The Theory of Constraints adds a practical lens: the constraint in any investment strategy is not the return but the survival condition. Any improvement to expected return that increases ruin probability is worse than no improvement at all. The bottleneck is staying alive long enough for compounding to work. Even when you have genuine alpha, the non-ergodic reality means sizing must account for tail risk — a positive-expectancy strategy that you bet too large on is still a path to ruin.

Dimwit / Midwit / Better Take

The dimwit take is “high risk, high reward — you have to take big bets to win big.”

The midwit take is “expected value is all that matters — if the math says take the bet, take the bet.”

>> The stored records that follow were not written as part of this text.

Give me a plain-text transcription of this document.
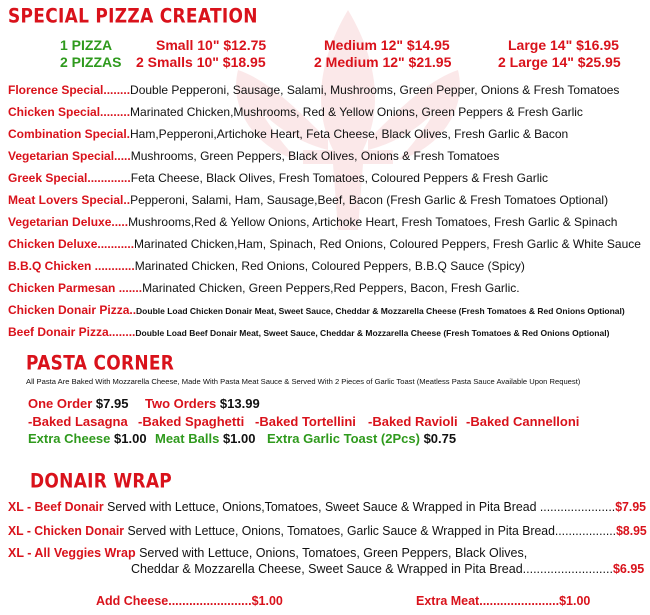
SPECIAL PIZZA CREATION
1 PIZZA	Small 10" $12.75	Medium 12" $14.95	Large 14" $16.95
2 PIZZAS 2 Smalls 10" $18.95	2 Medium 12" $21.95	2 Large 14" $25.95
Florence Special........Double Pepperoni, Sausage, Salami, Mushrooms, Green Pepper, Onions & Fresh Tomatoes
Chicken Special.........Marinated Chicken,Mushrooms, Red & Yellow Onions, Green Peppers & Fresh Garlic
Combination Special.Ham,Pepperoni,Artichoke Heart, Feta Cheese, Black Olives, Fresh Garlic & Bacon
Vegetarian Special.....Mushrooms, Green Peppers, Black Olives, Onions & Fresh Tomatoes
Greek Special.............Feta Cheese, Black Olives, Fresh Tomatoes, Coloured Peppers & Fresh Garlic
Meat Lovers Special..Pepperoni, Salami, Ham, Sausage,Beef, Bacon (Fresh Garlic & Fresh Tomatoes Optional)
Vegetarian Deluxe.....Mushrooms,Red & Yellow Onions, Artichoke Heart, Fresh Tomatoes, Fresh Garlic & Spinach
Chicken Deluxe...........Marinated Chicken,Ham, Spinach, Red Onions, Coloured Peppers, Fresh Garlic & White Sauce
B.B.Q Chicken ............Marinated Chicken, Red Onions, Coloured Peppers, B.B.Q Sauce (Spicy)
Chicken Parmesan .......Marinated Chicken, Green Peppers,Red Peppers, Bacon, Fresh Garlic.
Chicken Donair Pizza..Double Load Chicken Donair Meat, Sweet Sauce, Cheddar & Mozzarella Cheese (Fresh Tomatoes & Red Onions Optional)
Beef Donair Pizza........Double Load Beef Donair Meat, Sweet Sauce, Cheddar & Mozzarella Cheese (Fresh Tomatoes & Red Onions Optional)
PASTA CORNER
All Pasta Are Baked With Mozzarella Cheese, Made With Pasta Meat Sauce & Served With 2 Pieces of Garlic Toast (Meatless Pasta Sauce Available Upon Request)
One Order $7.95 Two Orders $13.99
-Baked Lasagna -Baked Spaghetti -Baked Tortellini -Baked Ravioli -Baked Cannelloni
Extra Cheese $1.00 Meat Balls $1.00 Extra Garlic Toast (2Pcs) $0.75
DONAIR WRAP
XL - Beef Donair Served with Lettuce, Onions,Tomatoes, Sweet Sauce & Wrapped in Pita Bread ......................$7.95
XL - Chicken Donair Served with Lettuce, Onions, Tomatoes, Garlic Sauce & Wrapped in Pita Bread..................$8.95
XL - All Veggies Wrap Served with Lettuce, Onions, Tomatoes, Green Peppers, Black Olives,
Cheddar & Mozzarella Cheese, Sweet Sauce & Wrapped in Pita Bread..........................$6.95
Add Cheese........................$1.00	Extra Meat.......................$1.00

The better take is that expected value is only meaningful in ergodic systems, and almost nothing that matters in life is ergodic. Your career, your health, your relationships, your portfolio — you experience all of them as a time series, not as a population. The question is never “what is the average outcome across all possible versions of me?” It is “what happens to this one version of me if I keep doing this?” The person who optimizes for expected value in a non-ergodic system is the person playing Russian roulette because the ensemble math says 5/6 survive.

Main Payoff

Ergodicity is the deepest reason why caution and conservatism are not the same as cowardice. The person who refuses a positive-expected-value bet because it carries ruin risk is not being irrational — they are the only one doing the math correctly for an individual traversing time. But the safety trap reveals the other edge of this blade: the person who refuses all bets because they carry some ruin risk is also doing the math wrong — slow decay by total withdrawal is its own absorbing state. The first priority in any non-ergodic system is to not go to zero, because zero is forever. Everything else — growth, returns, ambition — is subordinate to the survival condition. The boring strategy that compounds for decades beats the exciting strategy that compounds for months and then hits the absorbing state. Time is the ally of the survivor and the enemy of the gambler, and the difference between them is not talent but the understanding that you only get one run through the time series.